Laughed Out Loud in Recognition
I was thrilled to find this book after visiting the Quirkyalone website and discovering through taking their simple test I am VERY, VERY quirkyalone. All this time I just thought I was different than most people I met!!
I found this book comforting, hilarious, mind opening and connecting.
The biographies of other quirkyalones and the chapter on quirkytogethers was especially excellent, since being a quirkyalone does not mean you are a recluse, its more like you are comfortable with solitude AND enjoy company.
No wonder I never fared well on the Myers-Briggs when it came to "Am I Extroverted or Introverted?" I am quirkyalone! I love parties and people AND I need to be alone, too.
Ironically, I found this book in the "Relationships" section of the bookstore, which gave me a good laugh.
Read this book and give it as a gift to anyone you know who fits the profile. They will be glad, as I was, to know that I am no longer "alone" in my status as contented, peaceful quirkytogether quirkyalone!
Great bath reading!
After I bought the book, I took a bath and spent all day reading it. Writing about women and dating is usually so generic and boring-we must follow the rules or treat relationships like business deals. Uggh!
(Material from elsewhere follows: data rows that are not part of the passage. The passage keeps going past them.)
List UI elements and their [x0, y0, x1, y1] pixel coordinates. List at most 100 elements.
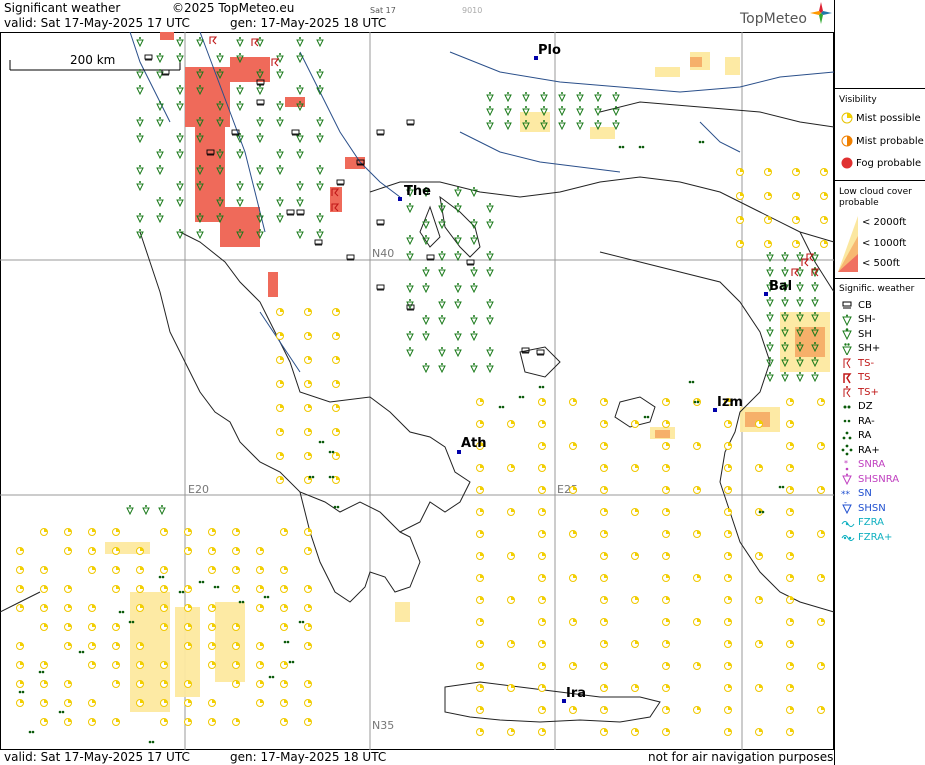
- mist-icon: [538, 530, 546, 538]
- shower-icon: [486, 299, 494, 310]
- cb-icon: [376, 219, 385, 226]
- mist-icon: [662, 420, 670, 428]
- legend-item-ts-minus: TS-: [841, 357, 874, 369]
- shower-icon: [236, 229, 244, 240]
- shower-icon: [796, 282, 804, 293]
- mist-icon: [817, 530, 825, 538]
- shower-icon: [156, 101, 164, 112]
- coastlines: [0, 101, 834, 723]
- mist-icon: [817, 706, 825, 714]
- shower-icon: [470, 235, 478, 246]
- mist-icon: [755, 728, 763, 736]
- mist-icon: [476, 398, 484, 406]
- shower-icon: [486, 120, 494, 131]
- footer-valid-time: valid: Sat 17-May-2025 17 UTC: [4, 750, 190, 764]
- mist-icon: [693, 442, 701, 450]
- mist-icon: [786, 706, 794, 714]
- mist-icon: [476, 420, 484, 428]
- mist-icon: [16, 699, 24, 707]
- mist-icon: [600, 640, 608, 648]
- mist-icon: [304, 604, 312, 612]
- mist-icon: [631, 728, 639, 736]
- shower-icon: [504, 92, 512, 103]
- shower-icon: [522, 92, 530, 103]
- legend-item-label: FZRA: [858, 517, 884, 528]
- mist-icon: [631, 552, 639, 560]
- city-bal: Bal: [764, 279, 792, 296]
- mist-icon: [332, 308, 340, 316]
- mist-icon: [786, 508, 794, 516]
- mist-icon: [631, 684, 639, 692]
- mist-icon: [817, 574, 825, 582]
- mist-icon: [232, 566, 240, 574]
- shower-icon: [486, 363, 494, 374]
- mist-icon: [40, 604, 48, 612]
- mist-icon: [16, 547, 24, 555]
- mist-icon: [136, 642, 144, 650]
- mist-icon: [600, 486, 608, 494]
- header-small-day: Sat 17: [370, 6, 396, 15]
- shower-icon: [256, 229, 264, 240]
- legend-lc-500: < 500ft: [862, 258, 900, 269]
- shower-icon: [236, 101, 244, 112]
- mist-icon: [184, 604, 192, 612]
- drizzle-icon: [328, 450, 335, 454]
- drizzle-icon: [778, 485, 785, 489]
- shower-icon: [256, 213, 264, 224]
- mist-icon: [276, 428, 284, 436]
- mist-icon: [88, 718, 96, 726]
- shower-icon: [811, 342, 819, 353]
- mist-icon: [280, 623, 288, 631]
- lowcloud-gradient-icon: [838, 216, 858, 272]
- drizzle-icon: [698, 140, 705, 144]
- mist-icon: [538, 398, 546, 406]
- legend-item-cb: CB: [841, 299, 872, 311]
- city-label-ira: Ira: [566, 686, 586, 701]
- mist-icon: [332, 452, 340, 460]
- shower-icon: [454, 347, 462, 358]
- mist-icon: [280, 528, 288, 536]
- shower-icon: [454, 187, 462, 198]
- mist-icon: [64, 528, 72, 536]
- shower-icon: [406, 347, 414, 358]
- legend-item-fzra: FZRA: [841, 517, 884, 529]
- thunderstorm-icon: [331, 188, 340, 197]
- legend-mist-probable: Mist probable: [841, 135, 924, 147]
- mist-icon: [64, 718, 72, 726]
- mist-icon: [569, 442, 577, 450]
- cb-icon: [376, 129, 385, 136]
- legend-item-ra-minus: RA-: [841, 415, 875, 427]
- shower-icon: [316, 133, 324, 144]
- shower-icon: [156, 53, 164, 64]
- drizzle-icon: [688, 380, 695, 384]
- thunderstorm-icon: [251, 38, 260, 47]
- legend-mist-possible: Mist possible: [841, 112, 921, 124]
- shower-icon: [811, 357, 819, 368]
- mist-icon: [304, 642, 312, 650]
- shower-icon: [406, 251, 414, 262]
- shower-icon: [196, 133, 204, 144]
- shower-icon: [438, 299, 446, 310]
- mist-icon: [476, 596, 484, 604]
- mist-icon: [64, 680, 72, 688]
- mist-icon: [693, 486, 701, 494]
- mist-icon: [507, 552, 515, 560]
- logo-text: TopMeteo: [740, 11, 807, 27]
- shower-icon: [316, 69, 324, 80]
- shower-icon: [766, 327, 774, 338]
- shower-icon: [236, 85, 244, 96]
- drizzle-icon: [618, 145, 625, 149]
- shower-icon: [256, 165, 264, 176]
- mist-icon: [208, 699, 216, 707]
- dz-icon: [843, 405, 851, 408]
- mist-icon: [64, 623, 72, 631]
- shower-icon: [470, 267, 478, 278]
- legend-item-ra: RA: [841, 430, 871, 442]
- mist-icon: [256, 699, 264, 707]
- mist-icon: [569, 574, 577, 582]
- shower-icon: [276, 69, 284, 80]
- mist-icon: [724, 728, 732, 736]
- mist-possible-icon: [841, 112, 853, 124]
- shower-icon: [296, 181, 304, 192]
- mist-icon: [786, 640, 794, 648]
This book creates a new term and a new liberating way to look at ourselves. Although I am in a relationship, I can identify with many of the ideas of quirkyalone-cultivating a relationship with myself comes first for me and I love the way she talks about how important friendship is in life. I used to read the author's To-Do List zine and this magazine shows her zinester spirit. Maybe some people want heavy sociological reading on relationships, but to me the do-it-yourself spirit rocks. It has lots of real people's stories, cool lists and just plain funny, strange elements-I hate how polished some books are so that you can't see any of the real stuff. This book has the lightness of a good women's magazine (without being a sell-out on how to be great in bed or land a guy) and the grittiness of a zine. I really liked hearing about Sasha's life and I identified with the other quirkyalones. This book made me happy.